TIN DI RHO - Alla luce delle notizie di una chiusura per riorganizzazione di Regione Lombardia, il consiglio “esprime forte preoccupazione e contrarietà per una simile eventuale decisione, che sarebbe in contraddizione con il proposito più volte espresso dalla ASST Rhodense di fare del reparto materno-infantile dell’ospedale di Rho un punto di riferimento per l’intero territorio del Nord-Ovest Milano e un punto di forza dell’ospedale stesso, per il quale sono stati recentemente investiti alcuni milioni di euro per la realizzazione delle nuove sale parto, e impegna Giunta e Sindaco a farsi parte attiva presso la ASST Rhodense e Regione Lombardia contro la chiusura del servizio di Terapia Intensiva Neonatale dell’Ospedale di Rho o al depotenzionamento del TIN di Rho, proseguendo con le manovre intensive già in atto”. Depotenziamento che invece sembra prospettarsi, dopo la notizia che il reparto non verrà chiuso.
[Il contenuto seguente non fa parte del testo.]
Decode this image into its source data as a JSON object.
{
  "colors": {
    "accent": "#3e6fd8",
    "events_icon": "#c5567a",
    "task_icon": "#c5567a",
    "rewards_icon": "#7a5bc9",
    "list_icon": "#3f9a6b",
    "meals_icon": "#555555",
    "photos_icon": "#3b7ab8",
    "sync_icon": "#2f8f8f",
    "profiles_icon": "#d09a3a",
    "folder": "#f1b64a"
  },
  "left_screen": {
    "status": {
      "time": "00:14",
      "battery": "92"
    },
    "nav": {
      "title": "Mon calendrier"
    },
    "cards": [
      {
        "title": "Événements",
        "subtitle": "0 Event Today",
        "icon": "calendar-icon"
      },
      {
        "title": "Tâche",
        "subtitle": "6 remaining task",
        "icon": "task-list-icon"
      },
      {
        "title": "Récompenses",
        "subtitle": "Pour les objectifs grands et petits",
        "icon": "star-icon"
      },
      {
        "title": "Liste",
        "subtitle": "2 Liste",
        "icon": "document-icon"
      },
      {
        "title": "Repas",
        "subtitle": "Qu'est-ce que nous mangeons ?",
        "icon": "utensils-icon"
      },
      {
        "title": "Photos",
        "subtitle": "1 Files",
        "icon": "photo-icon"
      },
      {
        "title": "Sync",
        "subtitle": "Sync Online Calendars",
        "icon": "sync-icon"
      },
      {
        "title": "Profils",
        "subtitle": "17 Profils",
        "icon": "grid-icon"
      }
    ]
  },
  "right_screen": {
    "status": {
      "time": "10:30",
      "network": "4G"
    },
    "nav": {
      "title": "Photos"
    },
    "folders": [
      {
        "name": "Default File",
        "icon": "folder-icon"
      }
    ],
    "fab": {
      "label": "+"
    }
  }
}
SOSTEGNO AL POPOLO CURDO - Approvata all’unanimità anche una mozione a sostegno del popolo curdo: il Consiglio Comunale di Rho “chiede alle autorità italiane che si attivi con forza presso le Autorità turche per ottenere un’immediata cessazione delle ostilità nel nord della Siria, unitamente al monito affinché non siano perpetrati crimini di pulizia etnica, né siano realizzate deportazioni di massa o commesse violazioni dei diritti umani; condanna l’azione militare della Turchia nel tentativo di giungere ad un immediato cessate il fuoco ed al ripristino di condizioni di sicurezza anche nell’interesse del contrasto a Daesh; sostiene autorità italiane, Unione Europea e diverse organizzazioni internazionali nelle azioni di embargo sulla fornitura di armamenti ad Ankara, istituzione di un gruppo di contatto per arrivare a un cessate il fuoco immediato, avvio di una riflessione complessiva su una sospensione dell’Operazione Active Fence, immediata messa in campo di strumenti di aiuto umanitario e di supporto alla popolazione civile”.